Sonntag, 27. November 2011

Wenn Jounalisten zurückrudern und absaufen

Nachdem Herr Fiebig für einen Aufruhr im Netz und in Warstein gesorgt hat, hat er Samstag einen neuen Artikel nachgelegt. Quasi als Enschuldigung dient das es bis Oktober 2010 dort einen Klettercache gegeben hat. Leider wird im gleichen Artikel ein Cacher als Owner verdächtig der niemals einen Cache dort liegen hatte. EUpossi disabled danach alles seine Cache, da er vor Ort Kontakt aufnehmen möchte. Jetzt versucht der Journalist im Geoclub sich zu entschuldigen. Hätte er doch vorher mal recherchiert statt immer wieder nur Unsinn zu schreiben.

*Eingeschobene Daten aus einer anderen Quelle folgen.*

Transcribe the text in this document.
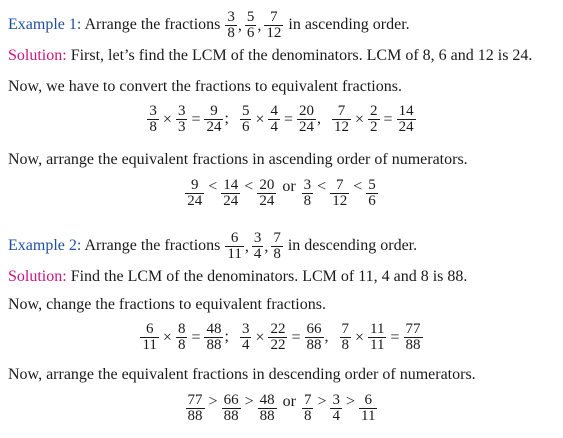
Example 1: Arrange the fractions $\frac{3}{8}$ , $\frac{5}{6}$ , $\frac{7}{12}$ in ascending order.
Solution: First, let’s find the LCM of the denominators. LCM of 8, 6 and 12 is 24.
Now, we have to convert the fractions to equivalent fractions.
$\frac{3}{8} \times \frac{3}{3} = \frac{9}{24}$ ; $\frac{5}{6} \times \frac{4}{4} = \frac{20}{24}$ , $\frac{7}{12} \times \frac{2}{2} = \frac{14}{24}$
Now, arrange the equivalent fractions in ascending order of numerators.
$\frac{9}{24} < \frac{14}{24} < \frac{20}{24}$ or $\frac{3}{8} < \frac{7}{12} < \frac{5}{6}$
Example 2: Arrange the fractions $\frac{6}{11}$ , $\frac{3}{4}$ , $\frac{7}{8}$ in descending order.
Solution: Find the LCM of the denominators. LCM of 11, 4 and 8 is 88.
Now, change the fractions to equivalent fractions.
$\frac{6}{11} \times \frac{8}{8} = \frac{48}{88}$ ; $\frac{3}{4} \times \frac{22}{22} = \frac{66}{88}$ , $\frac{7}{8} \times \frac{11}{11} = \frac{77}{88}$
Now, arrange the equivalent fractions in descending order of numerators.
$\frac{77}{88} > \frac{66}{88} > \frac{48}{88}$ or $\frac{7}{8} > \frac{3}{4} > \frac{6}{11}$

Es wäre ein leichtes gewesen ortsansäßige Cacher zu kontaktieren. Alle Cacher die archivierten Cache gefunden haben, sollten schleunigst alle Logfotos löschen. Dann gibt es keine rechtliche Handhabe mehr, falls die Anzeige Kreise zieht.

Donnerstag, 24. November 2011

Wenn sogennannte Journalisten schreiben

In DerWesten tauchte gestern ein Artikel vom sogenannten Journalsiten Mike Fiebig auf. Darin behauptet er das Geocacher für die wiederholte Zerstörung eines Zauns verantwortlich wären. Dabei ist der zitierte Cache ein Earthcache, also ohne Dose. Das Foto zum Cache sollte vor dem Tor aufgenommen werden. Der zitierte Angler muss wohl senil sein, denn das Geocacher eine Bergsteigerausrüstung brauchen um über einen Zaun zu komen ist totaler Schwachsinn. Zumal da ja keine Dose liegt. Zitierte Logs sagen nur aus, dass die Cacher durch das Tor gesehen haben, nicht das sie dahinter waren. Wenn Journalisten einen solchen Unfug veröffentlichen, ist es bald mit der Glaubwürdigkeit der Presse vorbei. Zumindest bei Der Westen werde ich in Zukunft keinen Artikel als unbedingt wahr betrachten. Zu der Westen gehören mit der Westfalenpost, Westfälischen Rundschau, WAZ, IKZ und NRZ ein Großteil der lokalen Presse in NRW. Der Cache wurde gestern archiviert, was ich aus Sicht des Owners verstehen kann, da er nicht vor Ort wohnt und sich nur schlecht gegen diese unsinnigen Vorwürfe wehren kann.